Hey Ellen! I’m excited to talk to you because you do so many different things around the community. How do you discover new, emerging artists?
Well, kind of through all those avenues, really. The MMC, it being the only statewide nonprofit serving popular musicians across the state of all genres, I get to meet a whole lot of people I wouldn’t otherwise, which is always really exciting. People who join the coalition, people come in for mentoring, I’m always amazed — even people who work in the genres I’m most familiar with, which would be the roots/Americana genres, there’s still so many songwriters out there that are making beautiful music that are pretty active — and I go out to see shows a lot! — I’m always amazed how many new people I discover that way.
That’s awesome. So you’ve brought in three songs for us to play, and this first one is a brand new discovery for me. Tell me about Undlin & Wolfe.
Undlin & Wolfe, they’re a male and female duo, young folks, and I actually discovered them through the Coalition — actually, John Munson from the New Standards, who is on our board. We were talking before a board meeting once and he was like, have you heard this duo, Undlin & Wolfe? And I said no. And apparently he had met one of their parents at a show of his, and they had slipped him a CD, and he had listened to it and thought it was great. So he gave me their first EP, and I loved it so much that I played it on my radio show on KFAI and invited them in to play on the show. Then they joined the Music Coalition, and I’ve just been really excited to see their progress. They put out their first full-length album this past year, and it’s beautiful. I’m a big fan.
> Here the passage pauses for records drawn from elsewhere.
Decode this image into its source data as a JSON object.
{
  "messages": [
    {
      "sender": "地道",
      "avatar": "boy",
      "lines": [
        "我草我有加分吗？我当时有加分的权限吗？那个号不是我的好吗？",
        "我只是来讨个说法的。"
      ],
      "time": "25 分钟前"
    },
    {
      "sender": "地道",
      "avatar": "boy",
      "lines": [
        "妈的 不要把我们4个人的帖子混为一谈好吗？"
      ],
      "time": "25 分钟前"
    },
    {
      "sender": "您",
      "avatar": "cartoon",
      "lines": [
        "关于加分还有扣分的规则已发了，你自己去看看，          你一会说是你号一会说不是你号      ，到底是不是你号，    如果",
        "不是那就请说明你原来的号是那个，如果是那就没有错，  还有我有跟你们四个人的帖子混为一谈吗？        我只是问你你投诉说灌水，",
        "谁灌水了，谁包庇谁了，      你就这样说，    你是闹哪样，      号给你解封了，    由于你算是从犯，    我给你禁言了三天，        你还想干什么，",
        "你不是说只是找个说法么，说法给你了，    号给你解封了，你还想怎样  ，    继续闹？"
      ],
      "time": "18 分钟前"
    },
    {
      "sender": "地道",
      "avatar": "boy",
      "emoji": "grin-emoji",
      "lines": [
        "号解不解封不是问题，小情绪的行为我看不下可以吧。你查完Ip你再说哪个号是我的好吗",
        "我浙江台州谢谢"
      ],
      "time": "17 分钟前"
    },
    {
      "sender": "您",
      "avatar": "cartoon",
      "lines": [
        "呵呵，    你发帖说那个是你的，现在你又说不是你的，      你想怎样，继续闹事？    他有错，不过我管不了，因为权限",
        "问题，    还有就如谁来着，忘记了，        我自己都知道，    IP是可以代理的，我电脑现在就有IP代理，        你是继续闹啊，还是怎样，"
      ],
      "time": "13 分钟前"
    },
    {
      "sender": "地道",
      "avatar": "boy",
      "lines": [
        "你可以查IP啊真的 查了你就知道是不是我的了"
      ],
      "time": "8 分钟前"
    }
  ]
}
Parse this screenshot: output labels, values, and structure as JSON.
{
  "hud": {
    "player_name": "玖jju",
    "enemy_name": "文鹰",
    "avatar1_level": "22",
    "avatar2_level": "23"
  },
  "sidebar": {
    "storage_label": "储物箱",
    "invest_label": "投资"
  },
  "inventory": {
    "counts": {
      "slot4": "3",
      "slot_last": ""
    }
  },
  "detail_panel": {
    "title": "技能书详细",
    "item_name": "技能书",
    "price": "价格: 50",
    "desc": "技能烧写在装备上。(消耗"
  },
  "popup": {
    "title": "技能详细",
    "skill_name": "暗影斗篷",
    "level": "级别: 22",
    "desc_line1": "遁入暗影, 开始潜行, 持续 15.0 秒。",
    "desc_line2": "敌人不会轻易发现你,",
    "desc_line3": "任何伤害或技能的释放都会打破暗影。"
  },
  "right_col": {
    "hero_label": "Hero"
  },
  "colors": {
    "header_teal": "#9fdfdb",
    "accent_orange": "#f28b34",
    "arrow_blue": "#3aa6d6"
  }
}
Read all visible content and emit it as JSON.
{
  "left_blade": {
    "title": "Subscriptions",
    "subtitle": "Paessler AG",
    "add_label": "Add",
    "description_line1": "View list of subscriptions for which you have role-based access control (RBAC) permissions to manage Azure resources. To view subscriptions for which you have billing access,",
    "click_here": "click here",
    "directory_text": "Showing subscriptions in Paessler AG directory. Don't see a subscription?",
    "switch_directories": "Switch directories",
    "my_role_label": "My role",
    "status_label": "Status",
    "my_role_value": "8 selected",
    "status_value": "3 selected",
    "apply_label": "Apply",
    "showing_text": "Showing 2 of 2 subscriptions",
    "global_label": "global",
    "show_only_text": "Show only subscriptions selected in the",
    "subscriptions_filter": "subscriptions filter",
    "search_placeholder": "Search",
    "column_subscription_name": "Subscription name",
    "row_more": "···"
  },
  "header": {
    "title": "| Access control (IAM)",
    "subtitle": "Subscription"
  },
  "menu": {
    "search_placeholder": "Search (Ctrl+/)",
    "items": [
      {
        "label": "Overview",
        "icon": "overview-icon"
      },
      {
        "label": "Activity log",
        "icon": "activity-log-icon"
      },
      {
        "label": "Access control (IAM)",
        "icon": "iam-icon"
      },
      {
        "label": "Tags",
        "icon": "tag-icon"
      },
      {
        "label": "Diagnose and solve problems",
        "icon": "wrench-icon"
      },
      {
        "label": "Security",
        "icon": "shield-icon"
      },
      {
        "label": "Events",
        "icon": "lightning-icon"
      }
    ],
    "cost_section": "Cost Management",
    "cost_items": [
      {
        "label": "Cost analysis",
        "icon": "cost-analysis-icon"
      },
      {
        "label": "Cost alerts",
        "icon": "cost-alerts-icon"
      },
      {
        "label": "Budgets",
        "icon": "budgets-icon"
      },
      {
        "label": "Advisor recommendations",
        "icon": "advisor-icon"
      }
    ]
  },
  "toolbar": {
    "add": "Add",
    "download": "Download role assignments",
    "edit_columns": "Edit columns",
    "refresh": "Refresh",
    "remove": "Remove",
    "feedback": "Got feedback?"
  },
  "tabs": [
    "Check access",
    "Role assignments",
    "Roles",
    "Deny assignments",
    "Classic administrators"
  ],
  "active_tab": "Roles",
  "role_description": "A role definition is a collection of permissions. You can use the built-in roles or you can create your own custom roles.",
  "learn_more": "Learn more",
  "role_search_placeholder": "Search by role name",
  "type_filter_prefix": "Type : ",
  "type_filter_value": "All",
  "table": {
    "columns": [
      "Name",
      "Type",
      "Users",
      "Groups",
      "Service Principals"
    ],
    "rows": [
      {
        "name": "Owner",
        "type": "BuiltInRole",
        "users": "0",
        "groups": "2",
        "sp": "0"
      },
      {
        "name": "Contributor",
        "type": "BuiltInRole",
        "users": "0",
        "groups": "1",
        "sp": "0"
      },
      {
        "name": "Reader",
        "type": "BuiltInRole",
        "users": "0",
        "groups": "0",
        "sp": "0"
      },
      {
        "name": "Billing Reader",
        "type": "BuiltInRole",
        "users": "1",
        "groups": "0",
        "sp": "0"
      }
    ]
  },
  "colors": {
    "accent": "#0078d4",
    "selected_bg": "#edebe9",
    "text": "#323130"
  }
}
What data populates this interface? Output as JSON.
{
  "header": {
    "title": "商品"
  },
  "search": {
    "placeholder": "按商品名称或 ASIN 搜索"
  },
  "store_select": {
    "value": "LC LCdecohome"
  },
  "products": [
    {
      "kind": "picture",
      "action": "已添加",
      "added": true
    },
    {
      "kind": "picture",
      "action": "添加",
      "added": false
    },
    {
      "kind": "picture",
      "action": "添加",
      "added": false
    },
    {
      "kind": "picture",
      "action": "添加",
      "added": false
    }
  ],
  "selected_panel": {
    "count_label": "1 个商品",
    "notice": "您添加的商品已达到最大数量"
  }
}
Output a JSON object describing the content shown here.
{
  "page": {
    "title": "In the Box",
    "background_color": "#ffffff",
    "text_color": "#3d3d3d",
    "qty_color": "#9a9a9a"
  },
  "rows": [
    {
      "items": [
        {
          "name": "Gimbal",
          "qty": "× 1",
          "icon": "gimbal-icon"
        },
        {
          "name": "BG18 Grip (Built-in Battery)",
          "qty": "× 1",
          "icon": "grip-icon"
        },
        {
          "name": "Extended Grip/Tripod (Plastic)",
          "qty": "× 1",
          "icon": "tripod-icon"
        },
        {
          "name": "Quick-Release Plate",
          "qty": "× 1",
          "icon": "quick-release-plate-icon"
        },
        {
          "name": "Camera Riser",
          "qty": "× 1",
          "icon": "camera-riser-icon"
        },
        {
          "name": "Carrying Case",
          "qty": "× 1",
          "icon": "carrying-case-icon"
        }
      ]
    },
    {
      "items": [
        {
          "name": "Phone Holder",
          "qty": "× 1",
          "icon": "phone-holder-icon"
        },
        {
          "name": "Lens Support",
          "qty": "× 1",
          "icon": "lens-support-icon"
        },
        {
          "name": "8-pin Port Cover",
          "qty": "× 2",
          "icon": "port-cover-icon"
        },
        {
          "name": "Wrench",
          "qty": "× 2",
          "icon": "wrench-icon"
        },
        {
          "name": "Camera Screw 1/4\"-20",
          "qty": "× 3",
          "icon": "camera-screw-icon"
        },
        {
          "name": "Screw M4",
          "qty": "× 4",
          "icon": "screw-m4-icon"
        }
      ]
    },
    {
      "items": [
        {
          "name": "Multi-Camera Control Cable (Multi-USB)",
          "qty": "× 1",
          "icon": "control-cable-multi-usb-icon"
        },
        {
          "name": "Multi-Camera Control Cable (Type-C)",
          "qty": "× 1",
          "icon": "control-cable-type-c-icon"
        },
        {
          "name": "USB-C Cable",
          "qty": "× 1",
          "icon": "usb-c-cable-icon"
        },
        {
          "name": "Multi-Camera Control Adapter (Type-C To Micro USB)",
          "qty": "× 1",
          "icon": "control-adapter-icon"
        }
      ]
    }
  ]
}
Well that’s good to know — if you want your music to be heard, have your mom give it to John Munson. I love that. This next song here is someone you’re pretty close with in your life —
Yeah, that’s right, I’m married to him. Ben Cook-Feltz. And actually, we were friends and musical collaborators long before we started dating. I’ve been a big fan of his music for years. And then I roped him in later to be in my band. But his new solo project, called She Doesn’t Believe Me, is really awesome. I’m so proud of him. It’s really musically adventurous, and he’s always been very multi-genre; he plays piano and drums and writes songs and sings beautiful melodies. But this album and song is a lot more personal than a lot of his albums, so that’s really exciting, to see him write a little more autobiographically. And he really did the record he wanted to make. He wasn’t trying to fit it into a genre; he just said, ok, I’m going to produce these songs however I want, and it turned out really awesome. It has a whole slew of great guests, from Jillian Rae to members of the Federales, to members of the High 48s.
Well speaking of the High 48s, I believe that ties us into your third song here.
This next one is Anthony Ihrig, he’s a banjo player here in town, and he plays in the High 48s. The High 48s are my favorite traditional bluegrass band in Minnesota right now. Tony is a really incredible songwriter, and writes beautiful tunes, and he put out a great solo project a couple years ago called Missing Ghosts. Ben and I are huge fans of this record — in fact, Ben started covering one of his songs. They’re just really interesting songs, and I think most people don’t know of him as a songwriter, or as a solo player. But this CD still continues to be one of my favorite local albums.